Un bruit de fond constant, presque rassurant, au cœur du sous-sol du Centre de Recherche Avancée Sakuragi. Les néons au plafond clignotaient par instants, mais Takuya Arai ne levait même plus les yeux. Depuis combien d'heures était-il ici ? Peut-être vingt. Peut-être plus.

Il ne comptait plus.

Autour de lui, des écrans projetaient des données brutes : séquences ADN croisées avec algorithmes neuraux, modèles comportementaux, niveaux d'interaction entre cellules augmentées et protocellules numériques. Tout était flou. Tout était clair. Tout était urgent.

Ses doigts dansaient sur le clavier comme s'ils n'étaient plus les siens. Machinalement. Froidement.

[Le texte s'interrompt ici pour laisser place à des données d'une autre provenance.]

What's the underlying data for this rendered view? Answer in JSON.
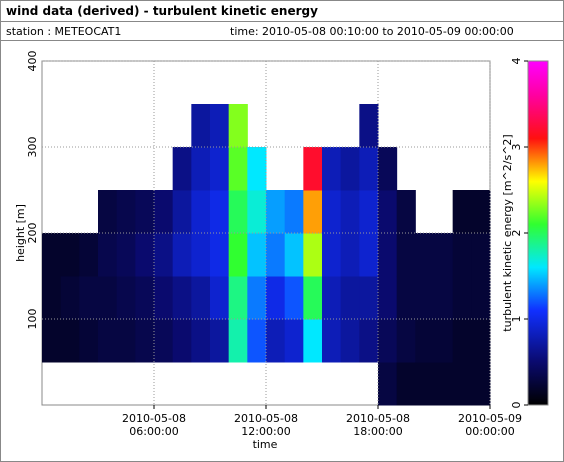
{
  "chart_data": {
    "type": "heatmap",
    "title": "wind data (derived) - turbulent kinetic energy",
    "station": "station : METEOCAT1",
    "period": "time: 2010-05-08 00:10:00 to 2010-05-09 00:00:00",
    "x_label": "time",
    "y_label": "height [m]",
    "colorbar_label": "turbulent kinetic energy [m^2/s^2]",
    "xbins": [
      0,
      1,
      2,
      3,
      4,
      5,
      6,
      7,
      8,
      9,
      10,
      11,
      12,
      13,
      14,
      15,
      16,
      17,
      18,
      19,
      20,
      21,
      22,
      23,
      24
    ],
    "ybins": [
      0,
      50,
      100,
      150,
      200,
      250,
      300,
      350,
      400
    ],
    "z": [
      [
        null,
        0.2,
        0.2,
        0.2,
        null,
        null,
        null,
        null
      ],
      [
        null,
        0.2,
        0.25,
        0.2,
        null,
        null,
        null,
        null
      ],
      [
        null,
        0.25,
        0.3,
        0.25,
        null,
        null,
        null,
        null
      ],
      [
        null,
        0.3,
        0.3,
        0.35,
        0.3,
        null,
        null,
        null
      ],
      [
        null,
        0.3,
        0.35,
        0.4,
        0.35,
        null,
        null,
        null
      ],
      [
        null,
        0.35,
        0.4,
        0.5,
        0.4,
        null,
        null,
        null
      ],
      [
        null,
        0.4,
        0.5,
        0.6,
        0.5,
        null,
        null,
        null
      ],
      [
        null,
        0.5,
        0.6,
        0.8,
        0.7,
        0.6,
        null,
        null
      ],
      [
        null,
        0.6,
        0.7,
        0.9,
        0.9,
        0.8,
        0.7,
        null
      ],
      [
        null,
        0.7,
        0.9,
        1.0,
        1.0,
        0.9,
        0.8,
        null
      ],
      [
        null,
        1.8,
        1.9,
        2.1,
        2.0,
        2.2,
        2.3,
        null
      ],
      [
        null,
        1.2,
        1.3,
        1.5,
        1.7,
        1.6,
        null,
        null
      ],
      [
        null,
        0.8,
        1.0,
        1.3,
        1.4,
        null,
        null,
        null
      ],
      [
        null,
        0.9,
        1.2,
        1.5,
        1.3,
        null,
        null,
        null
      ],
      [
        null,
        1.6,
        2.0,
        2.4,
        2.8,
        3.2,
        null,
        null
      ],
      [
        null,
        0.8,
        0.8,
        0.9,
        0.9,
        0.8,
        null,
        null
      ],
      [
        null,
        0.7,
        0.7,
        0.8,
        0.8,
        0.7,
        null,
        null
      ],
      [
        null,
        0.6,
        0.7,
        0.9,
        0.9,
        0.8,
        0.6,
        null
      ],
      [
        0.3,
        0.4,
        0.5,
        0.5,
        0.5,
        0.4,
        null,
        null
      ],
      [
        0.2,
        0.3,
        0.3,
        0.3,
        0.3,
        null,
        null,
        null
      ],
      [
        0.2,
        0.25,
        0.3,
        0.3,
        null,
        null,
        null,
        null
      ],
      [
        0.2,
        0.25,
        0.3,
        0.3,
        null,
        null,
        null,
        null
      ],
      [
        0.2,
        0.2,
        0.25,
        0.25,
        0.2,
        null,
        null,
        null
      ],
      [
        0.2,
        0.2,
        0.25,
        0.25,
        0.2,
        null,
        null,
        null
      ]
    ],
    "xlim": [
      0,
      24
    ],
    "ylim": [
      0,
      400
    ],
    "zlim": [
      0,
      4
    ],
    "xticks": [
      {
        "value": 6,
        "label": "2010-05-08 06:00:00"
      },
      {
        "value": 12,
        "label": "2010-05-08 12:00:00"
      },
      {
        "value": 18,
        "label": "2010-05-08 18:00:00"
      },
      {
        "value": 24,
        "label": "2010-05-09 00:00:00"
      }
    ],
    "yticks": [
      100,
      200,
      300,
      400
    ],
    "zticks": [
      0,
      1,
      2,
      3,
      4
    ],
    "grid": true,
    "colormap": [
      [
        0,
        "#000000"
      ],
      [
        0.5,
        "#0a0a6e"
      ],
      [
        1.1,
        "#1030ff"
      ],
      [
        1.6,
        "#00e8ff"
      ],
      [
        2.1,
        "#30ff30"
      ],
      [
        2.6,
        "#ffff00"
      ],
      [
        3.1,
        "#ff1010"
      ],
      [
        3.6,
        "#ff00a0"
      ],
      [
        4,
        "#ff00ff"
      ]
    ]
  }
}
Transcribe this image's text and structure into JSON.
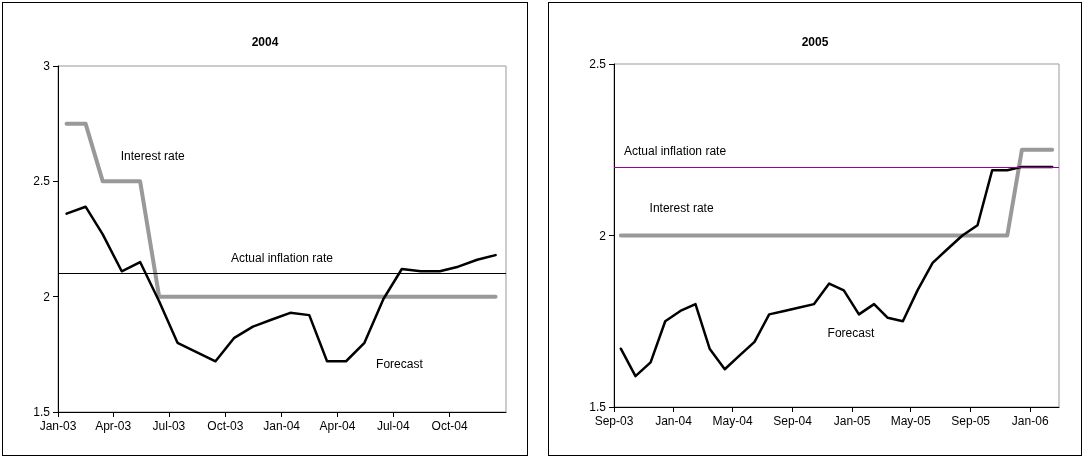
{
  "chart_data": [
    {
      "type": "line",
      "title": "2004",
      "x": [
        "2003-01-15",
        "2003-02-15",
        "2003-03-15",
        "2003-04-15",
        "2003-05-15",
        "2003-06-15",
        "2003-07-15",
        "2003-08-15",
        "2003-09-15",
        "2003-10-15",
        "2003-11-15",
        "2003-12-15",
        "2004-01-15",
        "2004-02-15",
        "2004-03-15",
        "2004-04-15",
        "2004-05-15",
        "2004-06-15",
        "2004-07-15",
        "2004-08-15",
        "2004-09-15",
        "2004-10-15",
        "2004-11-15",
        "2004-12-15"
      ],
      "series": [
        {
          "name": "Interest rate",
          "color": "#999999",
          "values": [
            2.75,
            2.75,
            2.5,
            2.5,
            2.5,
            2,
            2,
            2,
            2,
            2,
            2,
            2,
            2,
            2,
            2,
            2,
            2,
            2,
            2,
            2,
            2,
            2,
            2,
            2
          ]
        },
        {
          "name": "Forecast",
          "color": "#000000",
          "values": [
            2.36,
            2.39,
            2.27,
            2.11,
            2.15,
            1.98,
            1.8,
            1.76,
            1.72,
            1.82,
            1.87,
            1.9,
            1.93,
            1.92,
            1.72,
            1.72,
            1.8,
            1.99,
            2.12,
            2.11,
            2.11,
            2.13,
            2.16,
            2.18
          ]
        }
      ],
      "ref_lines": [
        {
          "axis": "y",
          "value": 2.1,
          "label": "Actual inflation rate",
          "color": "#000000"
        }
      ],
      "xlim": [
        "2003-01",
        "2005-01"
      ],
      "xticks": [
        {
          "value": "2003-01",
          "label": "Jan-03"
        },
        {
          "value": "2003-04",
          "label": "Apr-03"
        },
        {
          "value": "2003-07",
          "label": "Jul-03"
        },
        {
          "value": "2003-10",
          "label": "Oct-03"
        },
        {
          "value": "2004-01",
          "label": "Jan-04"
        },
        {
          "value": "2004-04",
          "label": "Apr-04"
        },
        {
          "value": "2004-07",
          "label": "Jul-04"
        },
        {
          "value": "2004-10",
          "label": "Oct-04"
        }
      ],
      "ylim": [
        1.5,
        3
      ],
      "yticks": [
        1.5,
        2,
        2.5,
        3
      ],
      "grid": false,
      "legend": false,
      "marker": "none",
      "line_style": "solid"
    },
    {
      "type": "line",
      "title": "2005",
      "x": [
        "2003-09-15",
        "2003-10-15",
        "2003-11-15",
        "2003-12-15",
        "2004-01-15",
        "2004-02-15",
        "2004-03-15",
        "2004-04-15",
        "2004-05-15",
        "2004-06-15",
        "2004-07-15",
        "2004-08-15",
        "2004-09-15",
        "2004-10-15",
        "2004-11-15",
        "2004-12-15",
        "2005-01-15",
        "2005-02-15",
        "2005-03-15",
        "2005-04-15",
        "2005-05-15",
        "2005-06-15",
        "2005-07-15",
        "2005-08-15",
        "2005-09-15",
        "2005-10-15",
        "2005-11-15",
        "2005-12-15",
        "2006-01-15",
        "2006-02-15"
      ],
      "series": [
        {
          "name": "Interest rate",
          "color": "#999999",
          "values": [
            2,
            2,
            2,
            2,
            2,
            2,
            2,
            2,
            2,
            2,
            2,
            2,
            2,
            2,
            2,
            2,
            2,
            2,
            2,
            2,
            2,
            2,
            2,
            2,
            2,
            2,
            2,
            2.25,
            2.25,
            2.25
          ]
        },
        {
          "name": "Forecast",
          "color": "#000000",
          "values": [
            1.67,
            1.59,
            1.63,
            1.75,
            1.78,
            1.8,
            1.67,
            1.61,
            1.65,
            1.69,
            1.77,
            1.78,
            1.79,
            1.8,
            1.86,
            1.84,
            1.77,
            1.8,
            1.76,
            1.75,
            1.84,
            1.92,
            1.96,
            2,
            2.03,
            2.19,
            2.19,
            2.2,
            2.2,
            2.2
          ]
        }
      ],
      "ref_lines": [
        {
          "axis": "y",
          "value": 2.2,
          "label": "Actual inflation rate",
          "color": "#990099"
        }
      ],
      "xlim": [
        "2003-09",
        "2006-03"
      ],
      "xticks": [
        {
          "value": "2003-09",
          "label": "Sep-03"
        },
        {
          "value": "2004-01",
          "label": "Jan-04"
        },
        {
          "value": "2004-05",
          "label": "May-04"
        },
        {
          "value": "2004-09",
          "label": "Sep-04"
        },
        {
          "value": "2005-01",
          "label": "Jan-05"
        },
        {
          "value": "2005-05",
          "label": "May-05"
        },
        {
          "value": "2005-09",
          "label": "Sep-05"
        },
        {
          "value": "2006-01",
          "label": "Jan-06"
        }
      ],
      "ylim": [
        1.5,
        2.5
      ],
      "yticks": [
        1.5,
        2,
        2.5
      ],
      "grid": false,
      "legend": false,
      "marker": "none",
      "line_style": "solid"
    }
  ]
}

« Plus qu'une itération. Une seule. »

Une bouteille de thé vide traînait près de sa souris, renversée. Il ne se souvenait même pas l'avoir finie. Ses yeux brûlaient, mais il ne clignait pas. Pas maintenant. Pas alors qu'il approchait de ce point critique : le moment où C.A.I.N.E. - son IA adaptative, encore embryonnaire - pouvait franchir le seuil de conscience émergente.

Un rêve qu'il poursuivait depuis ses dix-neuf ans.

« Si je peux lier la mémoire organique à l'architecture synthétique... Si l'auto-évolution s'amorce sans commande externe... »

Ses pensées étaient claires. Trop claires. Le genre de lucidité qui naît au bord du gouffre, quand l'esprit abandonne la fatigue, mais que le corps continue de s'effondrer.

Il se leva, un peu trop vite.

Des taches noires brouillèrent sa vue. Il tituba, s'accrocha à la paillasse. Sa main trembla. Il sentit une goutte de sueur glisser le long de sa tempe. Il ignorait si c'était de la fièvre, ou simplement l'épuisement.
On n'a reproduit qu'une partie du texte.